1) Gain a qualification
Firstly, you don’t necessarily have to have a degree in HR to be employed in the field, however, gaining some kind of accredited qualification will increase your chances, as well as your confidence!
There are a few different qualifications you can consider, these include:
CIPD qualifications: The Chartered Institute of Personnel and Development (CIPD) are the leading awarding body for HR and people development. They provide qualifications to those wishing to enter the field, from those who are just starting out, to those who already have existing industry experience. At Levels 3, 5 and 7, there’s also the opportunity to become a CIPD member and gain exclusive access to resources, industry advice, and events.
SHRM qualifications: The Society for Human Resources Management (SHRM) provide qualifications for both those working in HR currently, and those wishing to pursue a career in the people profession. Available are the SHRM Certificated Professional (SHRM-CP) qualification and the SHRM Senior Certified Professional (SHRM-SCP) qualification.

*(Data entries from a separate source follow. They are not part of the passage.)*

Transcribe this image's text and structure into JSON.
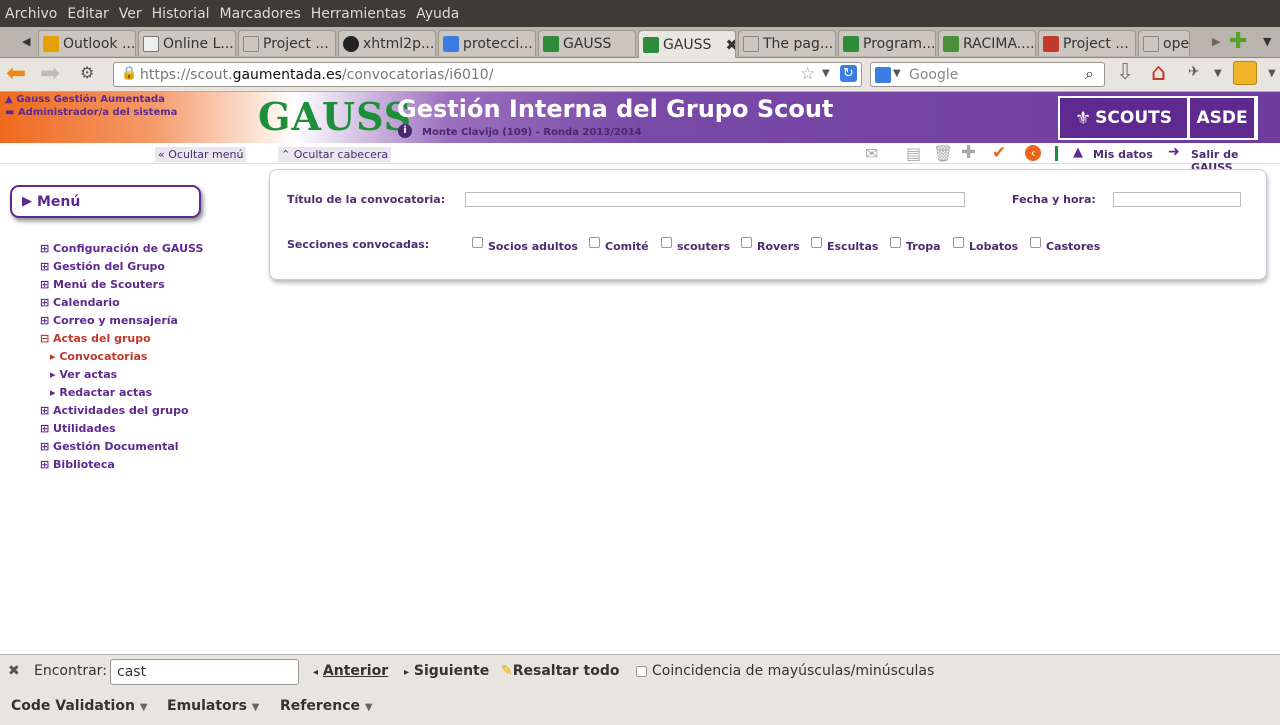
{
  "menubar": [
    "Archivo",
    "Editar",
    "Ver",
    "Historial",
    "Marcadores",
    "Herramientas",
    "Ayuda"
  ],
  "tabs": [
    {
      "label": "Outlook ...",
      "color": "#e8a000"
    },
    {
      "label": "Online L...",
      "color": "#777777"
    },
    {
      "label": "Project ...",
      "color": "#888888"
    },
    {
      "label": "xhtml2p...",
      "color": "#222222"
    },
    {
      "label": "protecci...",
      "color": "#3b7de0"
    },
    {
      "label": "GAUSS",
      "color": "#2e8b3a"
    },
    {
      "label": "GAUSS",
      "color": "#2e8b3a"
    },
    {
      "label": "The pag...",
      "color": "#888888"
    },
    {
      "label": "Program...",
      "color": "#2e8b3a"
    },
    {
      "label": "RACIMA....",
      "color": "#4a8f3a"
    },
    {
      "label": "Project ...",
      "color": "#c0392b"
    },
    {
      "label": "ope",
      "color": "#888888"
    }
  ],
  "nav": {
    "url_prefix": "https://scout.",
    "url_domain": "gaumentada.es",
    "url_path": "/convocatorias/i6010/",
    "search_placeholder": "Google"
  },
  "header": {
    "user_app": "Gauss Gestión Aumentada",
    "user_role": "Administrador/a del sistema",
    "logo": "GAUSS",
    "title": "Gestión Interna del Grupo Scout",
    "subtitle": "Monte Clavijo (109) - Ronda 2013/2014",
    "scouts": "SCOUTS",
    "asde": "ASDE"
  },
  "toolrow": {
    "hide_menu": "Ocultar menú",
    "hide_header": "Ocultar cabecera",
    "my_data": "Mis datos",
    "exit": "Salir de GAUSS"
  },
  "sidebar": {
    "menu_title": "Menú",
    "items": [
      "Configuración de GAUSS",
      "Gestión del Grupo",
      "Menú de Scouters",
      "Calendario",
      "Correo y mensajería",
      "Actas del grupo"
    ],
    "subitems": [
      "Convocatorias",
      "Ver actas",
      "Redactar actas"
    ],
    "items_after": [
      "Actividades del grupo",
      "Utilidades",
      "Gestión Documental",
      "Biblioteca"
    ]
  },
  "form": {
    "title_label": "Título de la convocatoria:",
    "date_label": "Fecha y hora:",
    "sections_label": "Secciones convocadas:",
    "sections": [
      "Socios adultos",
      "Comité",
      "scouters",
      "Rovers",
      "Escultas",
      "Tropa",
      "Lobatos",
      "Castores"
    ]
  },
  "findbar": {
    "label": "Encontrar:",
    "value": "cast",
    "prev": "Anterior",
    "next": "Siguiente",
    "highlight": "Resaltar todo",
    "match_case": "Coincidencia de mayúsculas/minúsculas"
  },
  "addons": [
    "Code Validation",
    "Emulators",
    "Reference"
  ]
}
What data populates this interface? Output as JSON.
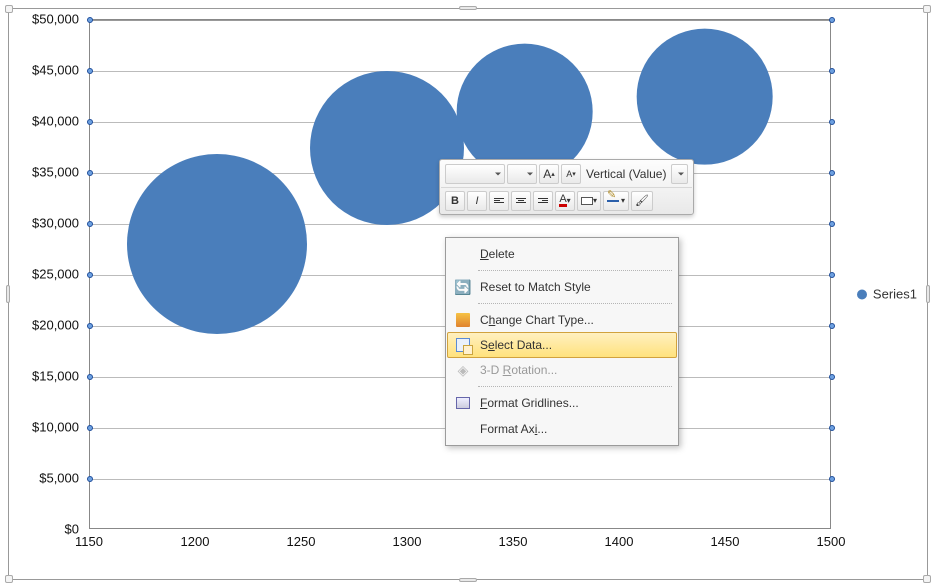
{
  "legend": {
    "series1": "Series1"
  },
  "y_axis": {
    "ticks": [
      "$50,000",
      "$45,000",
      "$40,000",
      "$35,000",
      "$30,000",
      "$25,000",
      "$20,000",
      "$15,000",
      "$10,000",
      "$5,000",
      "$0"
    ]
  },
  "x_axis": {
    "ticks": [
      "1150",
      "1200",
      "1250",
      "1300",
      "1350",
      "1400",
      "1450",
      "1500"
    ]
  },
  "mini_toolbar": {
    "font_size_label_large": "Aᴬ",
    "font_size_label_small": "Aᴬ",
    "scope_label": "Vertical (Value)",
    "bold": "B",
    "italic": "I",
    "font_color": "A"
  },
  "context_menu": {
    "delete": "Delete",
    "reset": "Reset to Match Style",
    "change_type": "Change Chart Type...",
    "select_data": "Select Data...",
    "rotation": "3-D Rotation...",
    "format_gridlines": "Format Gridlines...",
    "format_axis": "Format Axis..."
  },
  "chart_data": {
    "type": "bubble",
    "title": "",
    "xlabel": "",
    "ylabel": "",
    "xlim": [
      1150,
      1500
    ],
    "ylim": [
      0,
      50000
    ],
    "y_ticks": [
      0,
      5000,
      10000,
      15000,
      20000,
      25000,
      30000,
      35000,
      40000,
      45000,
      50000
    ],
    "x_ticks": [
      1150,
      1200,
      1250,
      1300,
      1350,
      1400,
      1450,
      1500
    ],
    "series": [
      {
        "name": "Series1",
        "points": [
          {
            "x": 1210,
            "y": 28000,
            "size": 75
          },
          {
            "x": 1290,
            "y": 37500,
            "size": 60
          },
          {
            "x": 1355,
            "y": 41000,
            "size": 50
          },
          {
            "x": 1440,
            "y": 42500,
            "size": 50
          }
        ]
      }
    ],
    "grid": true,
    "legend_position": "right"
  }
}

HRCI qualifications: The Human Resources Certification Institute (HRCI) have been committed to developing both expertise and excellence within the industry for over 50 years. They provide qualifications including knowledge certificates, professional certificates, and strategic certificates.
An undergraduate HR degree: There are many universities in the UK that provide undergraduate human resources degrees, and depending on where you live, you may also be elidable for free education.
Some of the top universities recognised for their HR degrees are The University of Edinburgh, The University of Southampton, and the University of Lancaster.